- Born: Mary Veronica Healey 9 December 1942 (age 83) Rugby, Warwickshire, England
- Occupation: Actress
- Years active: 1968–present
- Television: Coronation Street The Royle Family Foyle's War Silent Witness Midsomer Murders A Touch of Frost Brookside
- Spouse: Morgan Deare (m. 1989)

= Mary Healey =

English actress (born 1942)

Mary Healey (born 9 December 1942) is an English Actor. Her memorable roles are as Mrs Cochrane in The Duchess of Duke Street (1976-1977), Dora in period drama Holding On (1977, based on the novel by Mervyn Jones), Mrs Wilmot in crime drama series King and Castle (1986-1988), Ruth Sweeney in soap opera Brookside (1992 & 1994) and Ida in film Brassed Off (1996).

==Early life==
Healey was born in Rugby, Warwickshire. Ever since the age of three, she aspired to act. Growing up in Sutton Coldfield, Healey attended High School followed by Art College in Leeds. There, she won national diplomas in design, drawing and painting, believing it would be a good thing to have a second string to her bow.

==Career==
Following this, Healey went to Nottingham Playhouse, where she spent her first year working backstage before getting acting parts in the second year. Afterwards, it was off to London, making her television debut aged 26, playing the role of Tilda in the 1968 television adaptation of Charles Dickens' Nicholas Nickleby. Between January and February 1977, Healey played the part of Thelma James in ITV soap opera Coronation Street and returned to the programme in December 1990 as Yvonne Pendlebury. She also appeared in a one-off special of The Royle Family which aired in December 2012, playing the role of Philomena.

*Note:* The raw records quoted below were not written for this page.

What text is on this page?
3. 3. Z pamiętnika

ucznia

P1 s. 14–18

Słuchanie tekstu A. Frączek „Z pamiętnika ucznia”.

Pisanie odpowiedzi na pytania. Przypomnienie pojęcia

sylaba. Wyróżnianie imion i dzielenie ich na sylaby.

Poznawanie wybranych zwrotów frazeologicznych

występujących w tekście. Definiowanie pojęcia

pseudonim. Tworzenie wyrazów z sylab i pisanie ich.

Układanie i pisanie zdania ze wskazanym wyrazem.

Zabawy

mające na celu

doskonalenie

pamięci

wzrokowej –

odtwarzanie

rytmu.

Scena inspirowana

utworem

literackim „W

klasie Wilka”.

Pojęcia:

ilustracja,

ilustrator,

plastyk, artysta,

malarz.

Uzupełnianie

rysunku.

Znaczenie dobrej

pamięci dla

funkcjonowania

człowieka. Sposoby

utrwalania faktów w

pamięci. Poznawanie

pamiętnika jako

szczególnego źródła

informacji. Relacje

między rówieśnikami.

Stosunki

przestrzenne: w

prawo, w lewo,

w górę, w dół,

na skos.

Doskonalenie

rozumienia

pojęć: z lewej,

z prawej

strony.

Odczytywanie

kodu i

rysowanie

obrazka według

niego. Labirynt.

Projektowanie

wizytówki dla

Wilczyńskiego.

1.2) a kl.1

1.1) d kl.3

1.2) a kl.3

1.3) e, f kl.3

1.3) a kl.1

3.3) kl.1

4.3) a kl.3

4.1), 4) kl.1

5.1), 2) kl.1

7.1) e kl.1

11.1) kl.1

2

Healey has appeared in many television drama series and films, including Line of Duty (2017), Houdini & Doyle (2016), The Café (2011–2013) playing Pound Shop Pam, Doctors (2004–2012), Holby City (1999–2009), Law & Order: UK (2009), Midsomer Murders (1998–2008), The Bill (1991–2007), Rosemary & Thyme (2006), Tristram Shandy: A Cock and Bull Story (2005), Heartbeat (1996–2004), Wire in the Blood (2004), Foyle's War (2003), Silent Witness (2002), Where the Heart Is (1999), The Fortunes and Misfortunes of Moll Flanders (1996), A Touch of Frost (1995), Chaplin (1992) playing Mrs Carno alongside Robert Downey Jr., Doctor Who (The Happiness Patrol, 1988) and Z-Cars (1972).

It transpires that Healey voiced the cartoon character Betty Boop in live-action/animated movie Who Framed Roger Rabbit (which also featured her husband) after original voice artiste Mae Questel dropped out. When Starlog stated that Questel was the voice in an article published for the film's release, Mary got in touch to say it was actually her voice, little knowing that the filmmakers had used Questel's voice after all, and Mary's contribution had been dropped (in some early releases of the film, Mary is still credited as Betty Boop). However, Healey would voice Betty Boop in two "One of the All Time Greats" commercials for The Hershey Company.